Она не спорила. Не просила. Она ставила ультиматум. И впервые за долгие годы он смотрел на нее не как на функцию — жену, мать, хозяйку. А как на человека. На грани. И этот человек был ему незнаком. И страшен.

***

Такси ждало ее у подъезда, желтое и неприлично яркое на фоне серого утра. Галя закинула в багажник скромную сумку — только самое необходимое. Никаких детских вещей, памперсов, раскрасок. Только ее вещи. Ее шампунь. Ее книга.

Игорь стоял на пороге, бледный, невыспавшийся. Держал за руку сонную Софию.

— Ты позвонишь? — спросил он, и в его голосе была не привычная требовательность, а неуверенность. Почти растерянность.

— Нет, — просто ответила Галя. Она наклонилась, поцеловала дочь в макушку, вдохнув этот родной запах детских волос. — Я позвоню через четыре дня.

Она села в машину, захлопнула дверь. Мир за стеклом поплыл. Сердце колотилось — не от радости, а от странного чувства вины, смешанного с головокружительной свободой. Она смотрела на знакомые улицы, на спешащих по своим делам людей, и не верила, что это происходит с ней.

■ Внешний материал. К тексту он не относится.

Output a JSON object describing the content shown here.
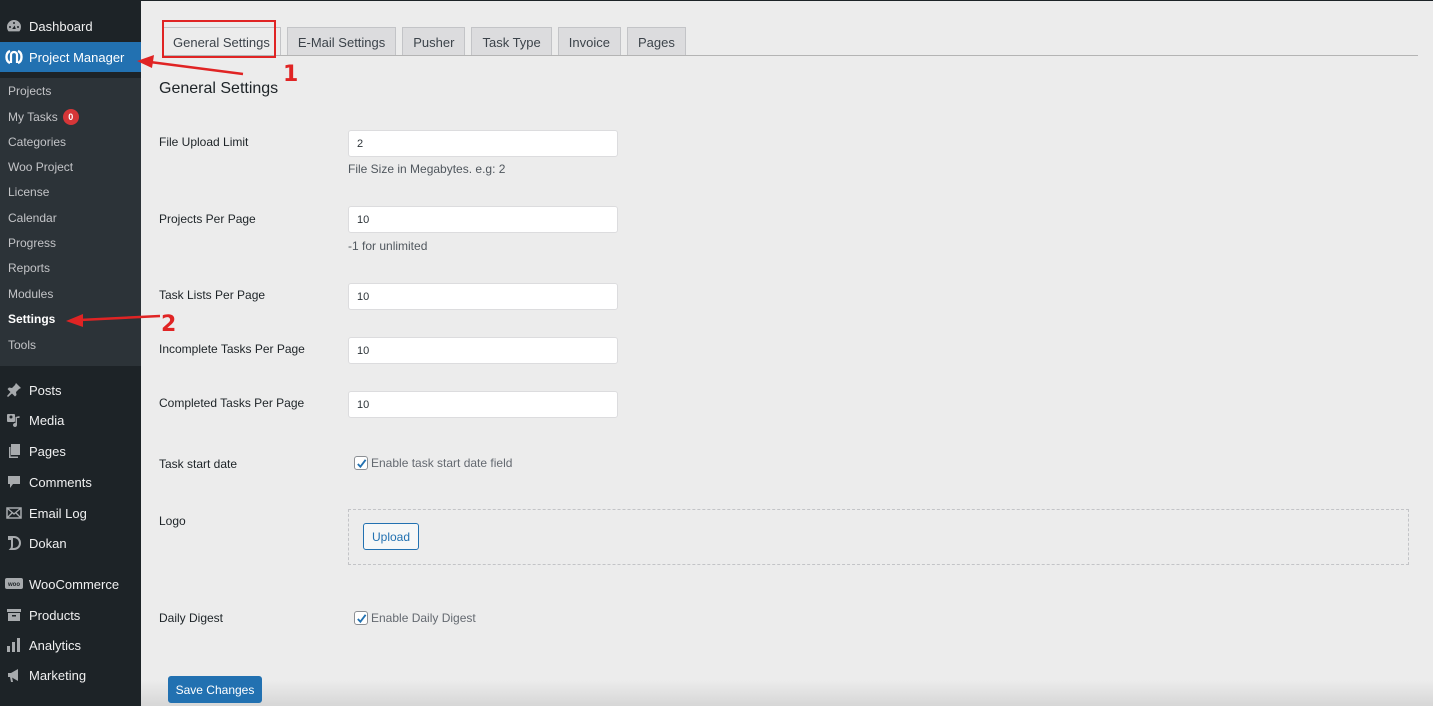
{
  "sidebar": {
    "top_items": [
      {
        "label": "Dashboard",
        "icon": "dashboard-icon"
      },
      {
        "label": "Project Manager",
        "icon": "project-manager-icon",
        "active": true
      }
    ],
    "submenu": [
      {
        "label": "Projects"
      },
      {
        "label": "My Tasks",
        "badge": "0"
      },
      {
        "label": "Categories"
      },
      {
        "label": "Woo Project"
      },
      {
        "label": "License"
      },
      {
        "label": "Calendar"
      },
      {
        "label": "Progress"
      },
      {
        "label": "Reports"
      },
      {
        "label": "Modules"
      },
      {
        "label": "Settings",
        "current": true
      },
      {
        "label": "Tools"
      }
    ],
    "bottom_items": [
      {
        "label": "Posts",
        "icon": "pin-icon"
      },
      {
        "label": "Media",
        "icon": "media-icon"
      },
      {
        "label": "Pages",
        "icon": "pages-icon"
      },
      {
        "label": "Comments",
        "icon": "comment-icon"
      },
      {
        "label": "Email Log",
        "icon": "envelope-icon"
      },
      {
        "label": "Dokan",
        "icon": "dokan-icon"
      },
      {
        "label": "WooCommerce",
        "icon": "woo-icon"
      },
      {
        "label": "Products",
        "icon": "archive-icon"
      },
      {
        "label": "Analytics",
        "icon": "bar-chart-icon"
      },
      {
        "label": "Marketing",
        "icon": "megaphone-icon"
      }
    ]
  },
  "tabs": [
    {
      "label": "General Settings",
      "active": true
    },
    {
      "label": "E-Mail Settings"
    },
    {
      "label": "Pusher"
    },
    {
      "label": "Task Type"
    },
    {
      "label": "Invoice"
    },
    {
      "label": "Pages"
    }
  ],
  "main": {
    "title": "General Settings",
    "fields": {
      "file_upload_limit": {
        "label": "File Upload Limit",
        "value": "2",
        "description": "File Size in Megabytes. e.g: 2"
      },
      "projects_per_page": {
        "label": "Projects Per Page",
        "value": "10",
        "description": "-1 for unlimited"
      },
      "task_lists_per_page": {
        "label": "Task Lists Per Page",
        "value": "10"
      },
      "incomplete_tasks_per_page": {
        "label": "Incomplete Tasks Per Page",
        "value": "10"
      },
      "completed_tasks_per_page": {
        "label": "Completed Tasks Per Page",
        "value": "10"
      },
      "task_start_date": {
        "label": "Task start date",
        "checkbox_label": "Enable task start date field",
        "checked": true
      },
      "logo": {
        "label": "Logo",
        "button_label": "Upload"
      },
      "daily_digest": {
        "label": "Daily Digest",
        "checkbox_label": "Enable Daily Digest",
        "checked": true
      }
    },
    "save_label": "Save Changes"
  },
  "annotations": {
    "step1": "1",
    "step2": "2",
    "color": "#e02424"
  },
  "colors": {
    "sidebar_bg": "#1d2327",
    "submenu_bg": "#2c3338",
    "accent": "#2271b1",
    "page_bg": "#ececec"
  }
}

— Водитель, можно на минуточку остановиться? — сказала она, когда они были в паре кварталов от вокзала.

Она вышла из машины. И увидела ее.

Юля стояла на тротуаре. Одна. Рядом с ней лежал небрежно набитый рюкзак. Она курила, поджав губы, а ее обычно насмешливый взгляд был пустым и уставшим.

Они молча смотрели друг на друга. Ничего не объясняя. Ничего не спрашивая.

Потом Юля резко отшвырнула бычок, взяла свой рюкзак и открыла дверь такси.

— Поехали? — только и сказала она, бросая быстрый взгляд на Галино лицо.

— Поехали, — кивнула Галя.

Они ехали молча. Просто смотрели в окна. Потом Галя протянула подруге бутылку с водой. Юля взяла, отпила, и из ее глаз потекли тихие, беззвучные слезы. Галя не стала утешать. Просто положила руку ей на колено. И все.

***

Эти четыре дня не были похожи на рекламный ролик. Они не загорали и не осматривали достопримечательности. Они просто жили в маленьком домике на окраине тихого городка. ОНИ ОТСЫПАЛИСЬ. Проспали почти весь первый день, как убитые. Просыпались, ели что-то простое, снова засыпали.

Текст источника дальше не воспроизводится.